Wrecked beehives given a buzz again after grant towards wildflower garden
A COMMUNITY beehive project which was wrecked by vandals has received a £1,386 grant towards the cost of planting bee-enticing wild flowers.
Avondale Community Beekeepers has been awarded the cash from the Banks Community Fund to set up a wildflower garden near its 20 active hives dotted around the Stonehouse and Strathaven areas in Lanarkshire.
The National reported in May how their beehives, each containing about 3,000 bees, were destroyed by vandals within hours of the project being launched near an old railway line.
The hives were rebuilt and hidden in secret locations.
Dad-of-five and grandfather David Paterson, 56, from Strathaven, came up with the idea of having one of the beehives in his garden, which has led to other people wanting to get involved.
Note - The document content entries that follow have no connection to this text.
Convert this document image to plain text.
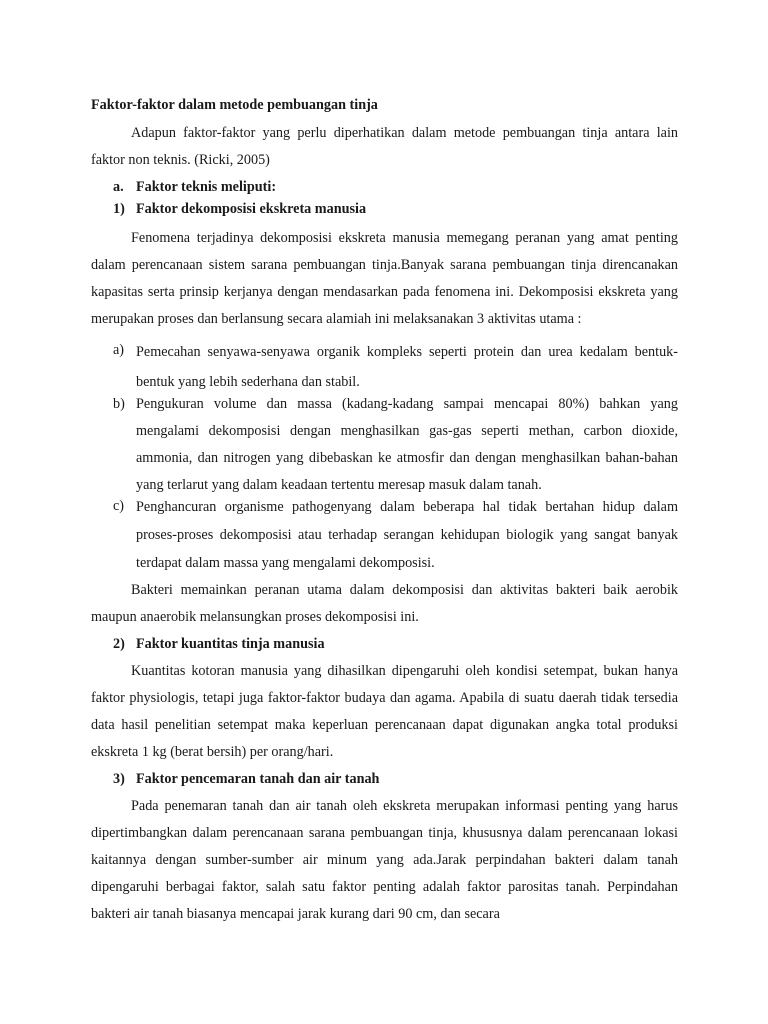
Faktor-faktor dalam metode pembuangan tinja

Adapun faktor-faktor yang perlu diperhatikan dalam metode pembuangan tinja antara lain faktor non teknis. (Ricki, 2005)

a. Faktor teknis meliputi:
1) Faktor dekomposisi ekskreta manusia

Fenomena terjadinya dekomposisi ekskreta manusia memegang peranan yang amat penting dalam perencanaan sistem sarana pembuangan tinja.Banyak sarana pembuangan tinja direncanakan kapasitas serta prinsip kerjanya dengan mendasarkan pada fenomena ini. Dekomposisi ekskreta yang merupakan proses dan berlansung secara alamiah ini melaksanakan 3 aktivitas utama :

a) Pemecahan senyawa-senyawa organik kompleks seperti protein dan urea kedalam bentuk-bentuk yang lebih sederhana dan stabil.
b) Pengukuran volume dan massa (kadang-kadang sampai mencapai 80%) bahkan yang mengalami dekomposisi dengan menghasilkan gas-gas seperti methan, carbon dioxide, ammonia, dan nitrogen yang dibebaskan ke atmosfir dan dengan menghasilkan bahan-bahan yang terlarut yang dalam keadaan tertentu meresap masuk dalam tanah.
c) Penghancuran organisme pathogenyang dalam beberapa hal tidak bertahan hidup dalam proses-proses dekomposisi atau terhadap serangan kehidupan biologik yang sangat banyak terdapat dalam massa yang mengalami dekomposisi.

Bakteri memainkan peranan utama dalam dekomposisi dan aktivitas bakteri baik aerobik maupun anaerobik melansungkan proses dekomposisi ini.

2) Faktor kuantitas tinja manusia

Kuantitas kotoran manusia yang dihasilkan dipengaruhi oleh kondisi setempat, bukan hanya faktor physiologis, tetapi juga faktor-faktor budaya dan agama. Apabila di suatu daerah tidak tersedia data hasil penelitian setempat maka keperluan perencanaan dapat digunakan angka total produksi ekskreta 1 kg (berat bersih) per orang/hari.

3) Faktor pencemaran tanah dan air tanah

Pada penemaran tanah dan air tanah oleh ekskreta merupakan informasi penting yang harus dipertimbangkan dalam perencanaan sarana pembuangan tinja, khususnya dalam perencanaan lokasi kaitannya dengan sumber-sumber air minum yang ada.Jarak perpindahan bakteri dalam tanah dipengaruhi berbagai faktor, salah satu faktor penting adalah faktor parositas tanah. Perpindahan bakteri air tanah biasanya mencapai jarak kurang dari 90 cm, dan secara
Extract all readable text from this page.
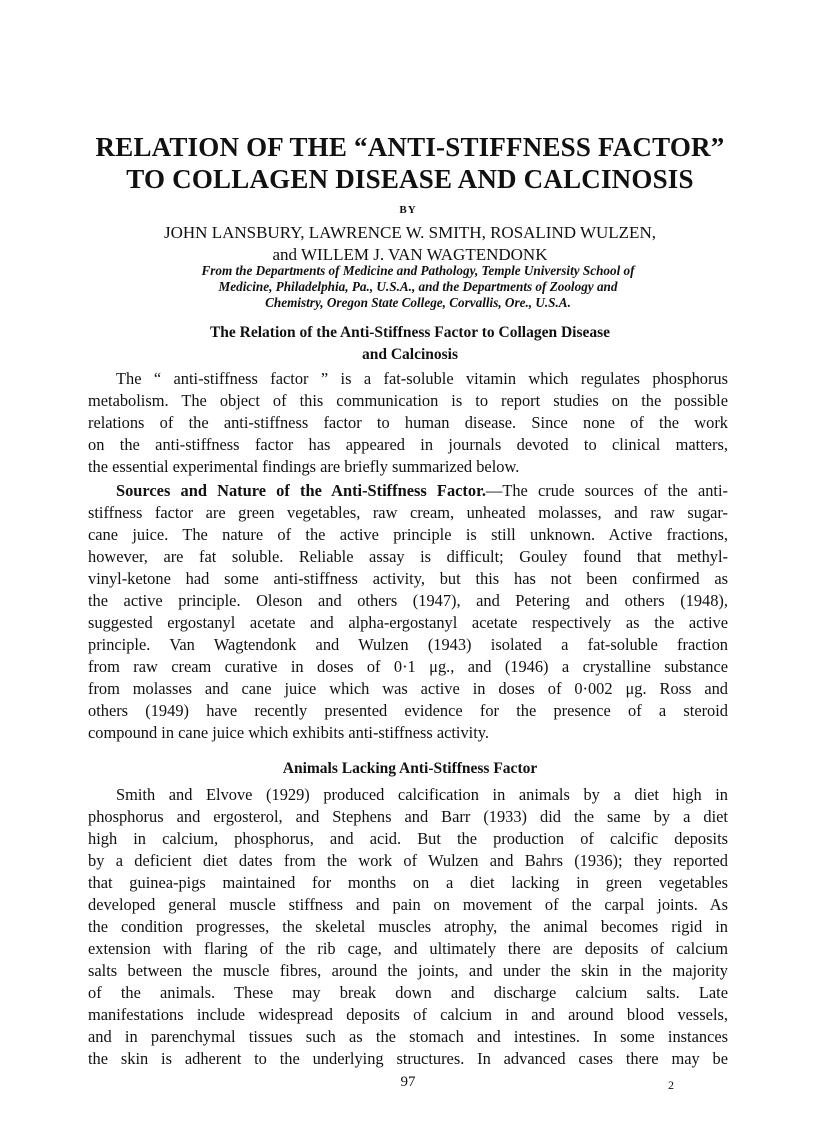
RELATION OF THE “ANTI-STIFFNESS FACTOR”
TO COLLAGEN DISEASE AND CALCINOSIS
BY
JOHN LANSBURY, LAWRENCE W. SMITH, ROSALIND WULZEN,
and WILLEM J. VAN WAGTENDONK
From the Departments of Medicine and Pathology, Temple University School of
Medicine, Philadelphia, Pa., U.S.A., and the Departments of Zoology and
Chemistry, Oregon State College, Corvallis, Ore., U.S.A.
The Relation of the Anti-Stiffness Factor to Collagen Disease
and Calcinosis
The “ anti-stiffness factor ” is a fat-soluble vitamin which regulates phosphorus
metabolism. The object of this communication is to report studies on the possible
relations of the anti-stiffness factor to human disease. Since none of the work
on the anti-stiffness factor has appeared in journals devoted to clinical matters,
the essential experimental findings are briefly summarized below.
Sources and Nature of the Anti-Stiffness Factor.—The crude sources of the anti-
stiffness factor are green vegetables, raw cream, unheated molasses, and raw sugar-
cane juice. The nature of the active principle is still unknown. Active fractions,
however, are fat soluble. Reliable assay is difficult; Gouley found that methyl-
vinyl-ketone had some anti-stiffness activity, but this has not been confirmed as
the active principle. Oleson and others (1947), and Petering and others (1948),
suggested ergostanyl acetate and alpha-ergostanyl acetate respectively as the active
principle. Van Wagtendonk and Wulzen (1943) isolated a fat-soluble fraction
from raw cream curative in doses of 0·1 μg., and (1946) a crystalline substance
from molasses and cane juice which was active in doses of 0·002 μg. Ross and
others (1949) have recently presented evidence for the presence of a steroid
compound in cane juice which exhibits anti-stiffness activity.
Animals Lacking Anti-Stiffness Factor
Smith and Elvove (1929) produced calcification in animals by a diet high in
phosphorus and ergosterol, and Stephens and Barr (1933) did the same by a diet
high in calcium, phosphorus, and acid. But the production of calcific deposits
by a deficient diet dates from the work of Wulzen and Bahrs (1936); they reported
that guinea-pigs maintained for months on a diet lacking in green vegetables
developed general muscle stiffness and pain on movement of the carpal joints. As
the condition progresses, the skeletal muscles atrophy, the animal becomes rigid in
extension with flaring of the rib cage, and ultimately there are deposits of calcium
salts between the muscle fibres, around the joints, and under the skin in the majority
of the animals. These may break down and discharge calcium salts. Late
manifestations include widespread deposits of calcium in and around blood vessels,
and in parenchymal tissues such as the stomach and intestines. In some instances
the skin is adherent to the underlying structures. In advanced cases there may be
97	2
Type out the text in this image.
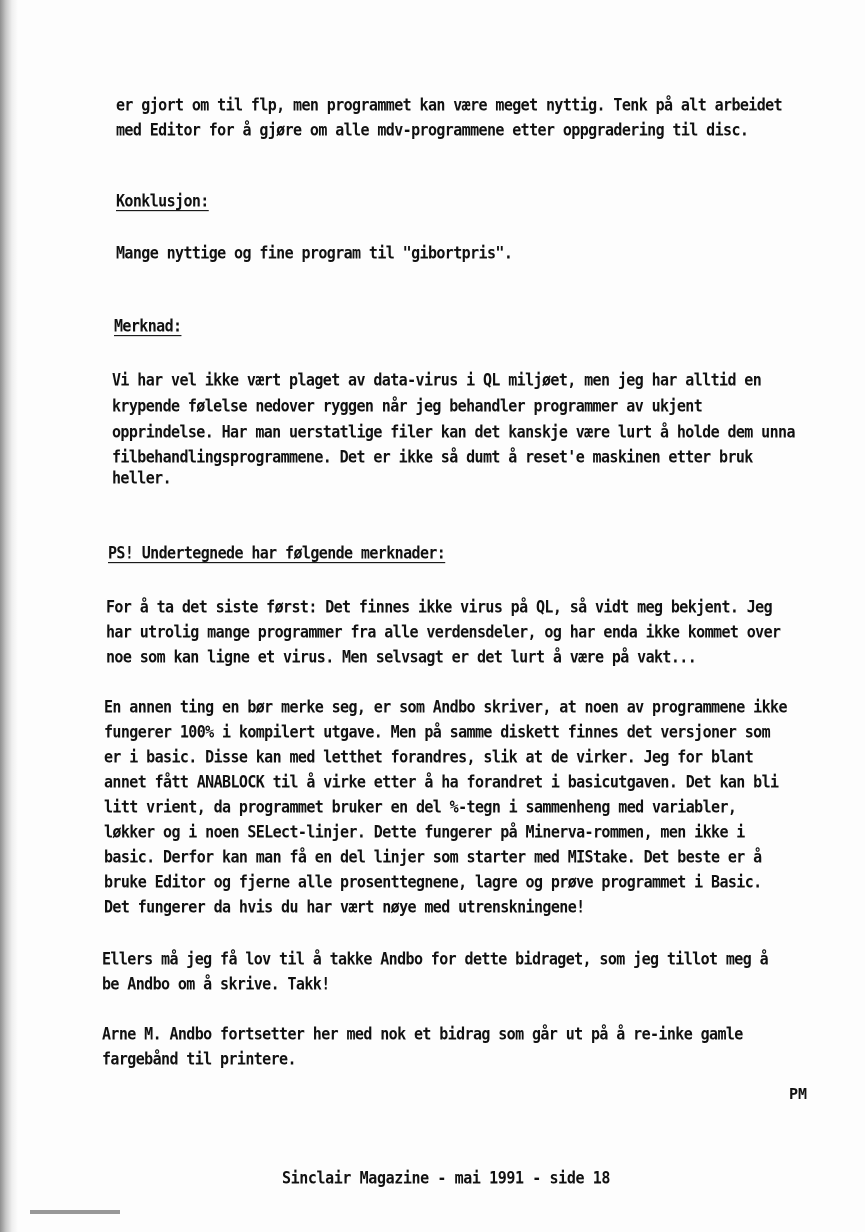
er gjort om til flp, men programmet kan være meget nyttig. Tenk på alt arbeidet
med Editor for å gjøre om alle mdv-programmene etter oppgradering til disc.
Konklusjon:
Mange nyttige og fine program til "gibortpris".
Merknad:
Vi har vel ikke vært plaget av data-virus i QL miljøet, men jeg har alltid en
krypende følelse nedover ryggen når jeg behandler programmer av ukjent
opprindelse. Har man uerstatlige filer kan det kanskje være lurt å holde dem unna
filbehandlingsprogrammene. Det er ikke så dumt å reset'e maskinen etter bruk
heller.
PS! Undertegnede har følgende merknader:
For å ta det siste først: Det finnes ikke virus på QL, så vidt meg bekjent. Jeg
har utrolig mange programmer fra alle verdensdeler, og har enda ikke kommet over
noe som kan ligne et virus. Men selvsagt er det lurt å være på vakt...
En annen ting en bør merke seg, er som Andbo skriver, at noen av programmene ikke
fungerer 100% i kompilert utgave. Men på samme diskett finnes det versjoner som
er i basic. Disse kan med letthet forandres, slik at de virker. Jeg for blant
annet fått ANABLOCK til å virke etter å ha forandret i basicutgaven. Det kan bli
litt vrient, da programmet bruker en del %-tegn i sammenheng med variabler,
løkker og i noen SELect-linjer. Dette fungerer på Minerva-rommen, men ikke i
basic. Derfor kan man få en del linjer som starter med MIStake. Det beste er å
bruke Editor og fjerne alle prosenttegnene, lagre og prøve programmet i Basic.
Det fungerer da hvis du har vært nøye med utrenskningene!
Ellers må jeg få lov til å takke Andbo for dette bidraget, som jeg tillot meg å
be Andbo om å skrive. Takk!
Arne M. Andbo fortsetter her med nok et bidrag som går ut på å re-inke gamle
fargebånd til printere.
PM
Sinclair Magazine - mai 1991 - side 18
After receiving initial funding from the National Lottery the group is now 30-strong, with local schools now also taking an active part.
Paterson said: “The beehives have become a real talking point in the local area and a great example of what is possible when a community comes together for a worthy and holistic cause.
“Following great support from local schools, we now have 10 schoolchildren from age four upwards helping to manage the hives and the project has proven to be highly educational and rewarding for those involved.
“Wildflowers are in seriously high demand among the beekeepers, who are desperate to get their hands on seeds as they are crucial for the hives to survive and flourish, so this grant will be very well received.”
He said the efforts to save the beehives have been quite remarkable.
One volunteer scooped up all the bees that had fallen to the ground from one hive, while three of the younger helpers, Amy, Kate and Lucy, offered £1.80 from their weekly pocket money to help.
“Such is the love that the kids have for their bees,” he said.
Siobhan Samson, community engagement co-ordinator at Banks Group – the Hamilton-based property and renewable energy business – said: “It is clear how much this project means to the local community following recent events.
“We work extensively with local communities at all of our wind-farm proposals. We hope to create lasting improvements that are beneficial to locals in and around South Lanarkshire, providing them with a better quality of community life.
“The beekeepers are a fantastic example of this and we hope their wildflowers help the hives thrive and begin to pay themselves.”
In May 2014, Banks Renewables had plans approved for its 26-turbine Kype Muir Wind Farm 5km south of Strathaven. As part of its Connect2Renewables partnership with South Lanarkshire Council and neighbouring communities, the firm pledged a percentage of revenue generated will be allocated to the community.